While the various domestic series' allow some bits and pieces of the above to added in their superbike classes no one does everything, with BSB (and maybe Moto America?) getting closest. WSBK really need to start looking at pulling back the exotica and getting closer to a Stock1000 technical rule set.

As well as being a great channel to drool over some exotica Superbike Unlimited do a really good job of showing what's actually involved in fitting "WSBK-spec" parts to a showroom superbike:

In isolation you're right but the difference is that now manufacturers are complied by regs to ensure an equal level of machinery for a customer team to a factory reference team. Typically, and these figures are relevant for Ducati a coupleof years ago, it was 150-160k per bike for a season.

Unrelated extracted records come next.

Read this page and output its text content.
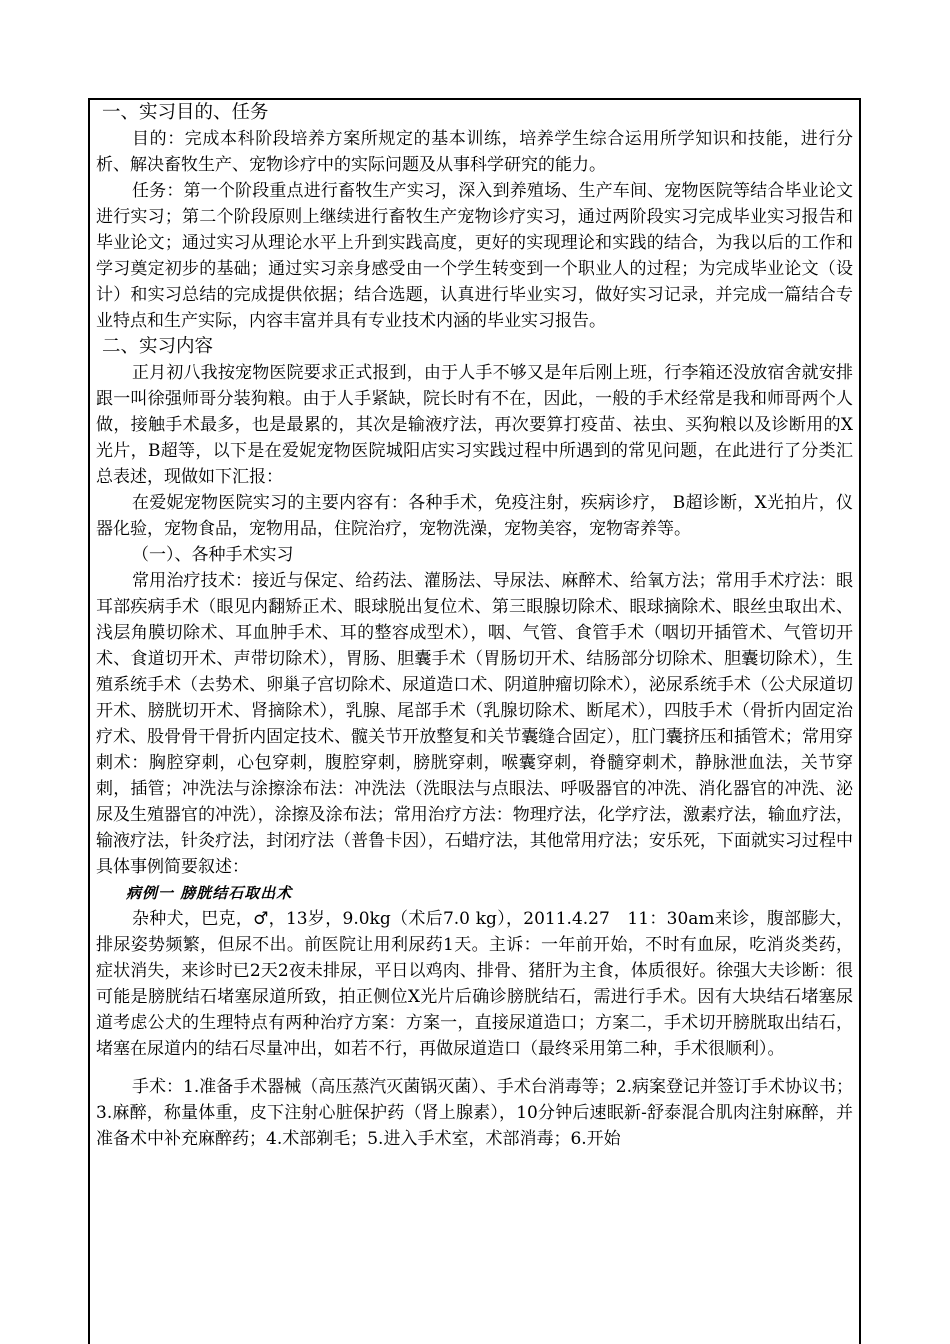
一、实习目的、任务

目的：完成本科阶段培养方案所规定的基本训练，培养学生综合运用所学知识和技能，进行分析、解决畜牧生产、宠物诊疗中的实际问题及从事科学研究的能力。

任务：第一个阶段重点进行畜牧生产实习，深入到养殖场、生产车间、宠物医院等结合毕业论文进行实习；第二个阶段原则上继续进行畜牧生产宠物诊疗实习，通过两阶段实习完成毕业实习报告和毕业论文；通过实习从理论水平上升到实践高度，更好的实现理论和实践的结合，为我以后的工作和学习奠定初步的基础；通过实习亲身感受由一个学生转变到一个职业人的过程；为完成毕业论文（设计）和实习总结的完成提供依据；结合选题，认真进行毕业实习，做好实习记录，并完成一篇结合专业特点和生产实际，内容丰富并具有专业技术内涵的毕业实习报告。

二、实习内容

正月初八我按宠物医院要求正式报到，由于人手不够又是年后刚上班，行李箱还没放宿舍就安排跟一叫徐强师哥分装狗粮。由于人手紧缺，院长时有不在，因此，一般的手术经常是我和师哥两个人做，接触手术最多，也是最累的，其次是输液疗法，再次要算打疫苗、祛虫、买狗粮以及诊断用的X光片，B超等，以下是在爱妮宠物医院城阳店实习实践过程中所遇到的常见问题，在此进行了分类汇总表述，现做如下汇报：

在爱妮宠物医院实习的主要内容有：各种手术，免疫注射，疾病诊疗， B超诊断，X光拍片，仪器化验，宠物食品，宠物用品，住院治疗，宠物洗澡，宠物美容，宠物寄养等。

（一）、各种手术实习

常用治疗技术：接近与保定、给药法、灌肠法、导尿法、麻醉术、给氧方法；常用手术疗法：眼耳部疾病手术（眼见内翻矫正术、眼球脱出复位术、第三眼腺切除术、眼球摘除术、眼丝虫取出术、浅层角膜切除术、耳血肿手术、耳的整容成型术），咽、气管、食管手术（咽切开插管术、气管切开术、食道切开术、声带切除术），胃肠、胆囊手术（胃肠切开术、结肠部分切除术、胆囊切除术），生殖系统手术（去势术、卵巢子宫切除术、尿道造口术、阴道肿瘤切除术），泌尿系统手术（公犬尿道切开术、膀胱切开术、肾摘除术），乳腺、尾部手术（乳腺切除术、断尾术），四肢手术（骨折内固定治疗术、股骨骨干骨折内固定技术、髋关节开放整复和关节囊缝合固定），肛门囊挤压和插管术；常用穿刺术：胸腔穿刺，心包穿刺，腹腔穿刺，膀胱穿刺，喉囊穿刺，脊髓穿刺术，静脉泄血法，关节穿刺，插管；冲洗法与涂擦涂布法：冲洗法（洗眼法与点眼法、呼吸器官的冲洗、消化器官的冲洗、泌尿及生殖器官的冲洗），涂擦及涂布法；常用治疗方法：物理疗法，化学疗法，激素疗法，输血疗法，输液疗法，针灸疗法，封闭疗法（普鲁卡因），石蜡疗法，其他常用疗法；安乐死，下面就实习过程中具体事例简要叙述：

病例一 膀胱结石取出术

杂种犬，巴克，♂，13岁，9.0kg（术后7.0 kg），2011.4.27　11：30am来诊，腹部膨大，排尿姿势频繁，但尿不出。前医院让用利尿药1天。主诉：一年前开始，不时有血尿，吃消炎类药，症状消失，来诊时已2天2夜未排尿，平日以鸡肉、排骨、猪肝为主食，体质很好。徐强大夫诊断：很可能是膀胱结石堵塞尿道所致，拍正侧位X光片后确诊膀胱结石，需进行手术。因有大块结石堵塞尿道考虑公犬的生理特点有两种治疗方案：方案一，直接尿道造口；方案二，手术切开膀胱取出结石，堵塞在尿道内的结石尽量冲出，如若不行，再做尿道造口（最终采用第二种，手术很顺利）。

手术：1.准备手术器械（高压蒸汽灭菌锅灭菌）、手术台消毒等；2.病案登记并签订手术协议书；3.麻醉，称量体重，皮下注射心脏保护药（肾上腺素），10分钟后速眠新-舒泰混合肌肉注射麻醉，并准备术中补充麻醉药；4.术部剃毛；5.进入手术室，术部消毒；6.开始
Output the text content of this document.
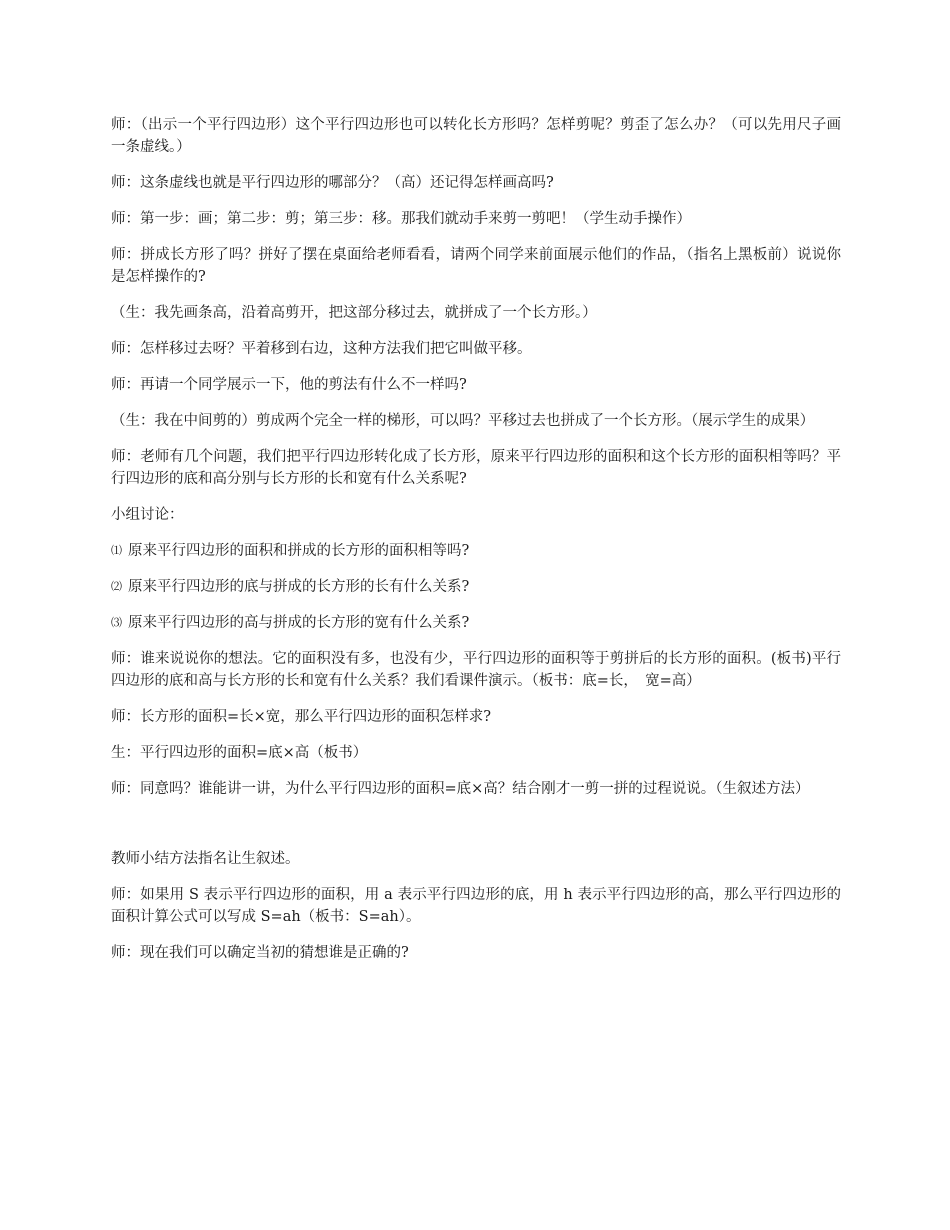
师：（出示一个平行四边形）这个平行四边形也可以转化长方形吗？怎样剪呢？剪歪了怎么办？（可以先用尺子画一条虚线。）

师：这条虚线也就是平行四边形的哪部分？（高）还记得怎样画高吗?

师：第一步：画；第二步：剪；第三步：移。那我们就动手来剪一剪吧！（学生动手操作）

师：拼成长方形了吗？拼好了摆在桌面给老师看看，请两个同学来前面展示他们的作品，（指名上黑板前）说说你是怎样操作的?

（生：我先画条高，沿着高剪开，把这部分移过去，就拼成了一个长方形。）

师：怎样移过去呀？平着移到右边，这种方法我们把它叫做平移。

师：再请一个同学展示一下，他的剪法有什么不一样吗?

（生：我在中间剪的）剪成两个完全一样的梯形，可以吗？平移过去也拼成了一个长方形。（展示学生的成果）

师：老师有几个问题，我们把平行四边形转化成了长方形，原来平行四边形的面积和这个长方形的面积相等吗？平行四边形的底和高分别与长方形的长和宽有什么关系呢?

小组讨论：

⑴ 原来平行四边形的面积和拼成的长方形的面积相等吗?

⑵ 原来平行四边形的底与拼成的长方形的长有什么关系?

⑶ 原来平行四边形的高与拼成的长方形的宽有什么关系?

师：谁来说说你的想法。它的面积没有多，也没有少，平行四边形的面积等于剪拼后的长方形的面积。(板书)平行四边形的底和高与长方形的长和宽有什么关系？我们看课件演示。（板书：底=长，　宽=高）

师：长方形的面积=长×宽，那么平行四边形的面积怎样求?

生：平行四边形的面积=底×高（板书）

师：同意吗？谁能讲一讲，为什么平行四边形的面积=底×高？结合刚才一剪一拼的过程说说。（生叙述方法）

教师小结方法指名让生叙述。

师：如果用 S 表示平行四边形的面积，用 a 表示平行四边形的底，用 h 表示平行四边形的高，那么平行四边形的面积计算公式可以写成 S=ah（板书：S=ah）。

师：现在我们可以确定当初的猜想谁是正确的?
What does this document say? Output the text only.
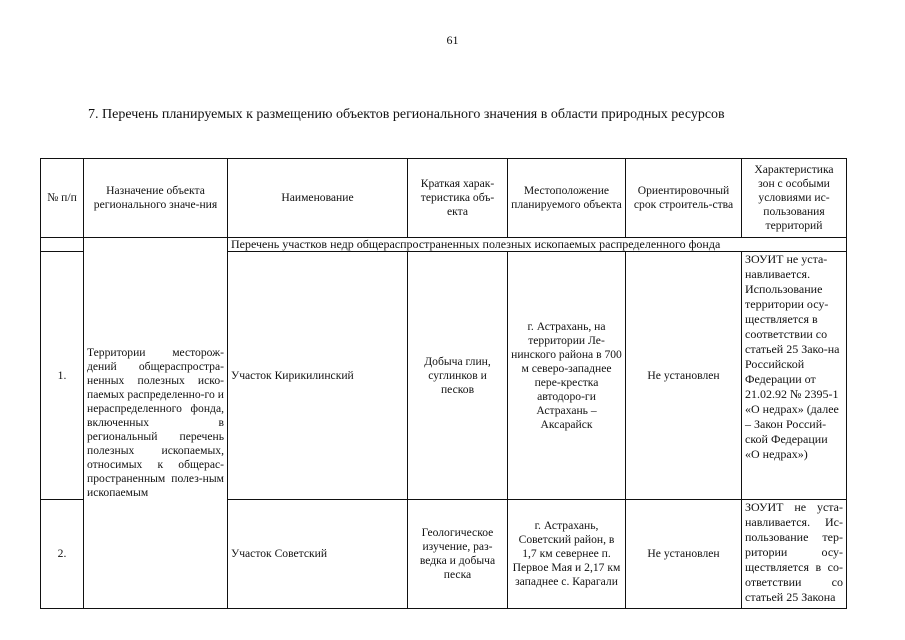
61
7. Перечень планируемых к размещению объектов регионального значения в области природных ресурсов
№ п/п	Назначение объекта регионального значе-ния	Наименование	Краткая харак-теристика объ-екта	Местоположение планируемого объекта	Ориентировочный срок строитель-ства	Характеристика зон с особыми условиями ис-пользования территорий
	Территории месторож-дений общераспростра-ненных полезных иско-паемых распределенно-го и нераспределенного фонда, включенных в региональный перечень полезных ископаемых, относимых к общерас-пространенным полез-ным ископаемым	Перечень участков недр общераспространенных полезных ископаемых распределенного фонда				
1.		Участок Кирикилинский	Добыча глин, суглинков и песков	г. Астрахань, на территории Ле-нинского района в 700 м северо-западнее пере-крестка автодоро-ги Астрахань – Аксарайск	Не установлен	ЗОУИТ не уста-навливается. Использование территории осу-ществляется в соответствии со статьей 25 Зако-на Российской Федерации от 21.02.92 № 2395-1 «О недрах» (далее – Закон Россий-ской Федерации «О недрах»)
2.		Участок Советский	Геологическое изучение, раз-ведка и добыча песка	г. Астрахань, Советский район, в 1,7 км севернее п. Первое Мая и 2,17 км западнее с. Карагали	Не установлен	ЗОУИТ не уста-навливается. Ис-пользование тер-ритории осу-ществляется в со-ответствии со статьей 25 Закона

A couple of years ago one team told me that they spent 80k on engine development but now they can just buy the same engines as the factory squad. It can cost them the same but they don't have to tailor the electronics and other parts so it can save them money in the longer view

It was a pleasure to listen to this podcast. Thank you, David, for your gracious spirit. Also for your great writing and the best site on the internets

Thanks, very kind of you to say. Still a very, very long way from perfect, but I am doing my best to improve.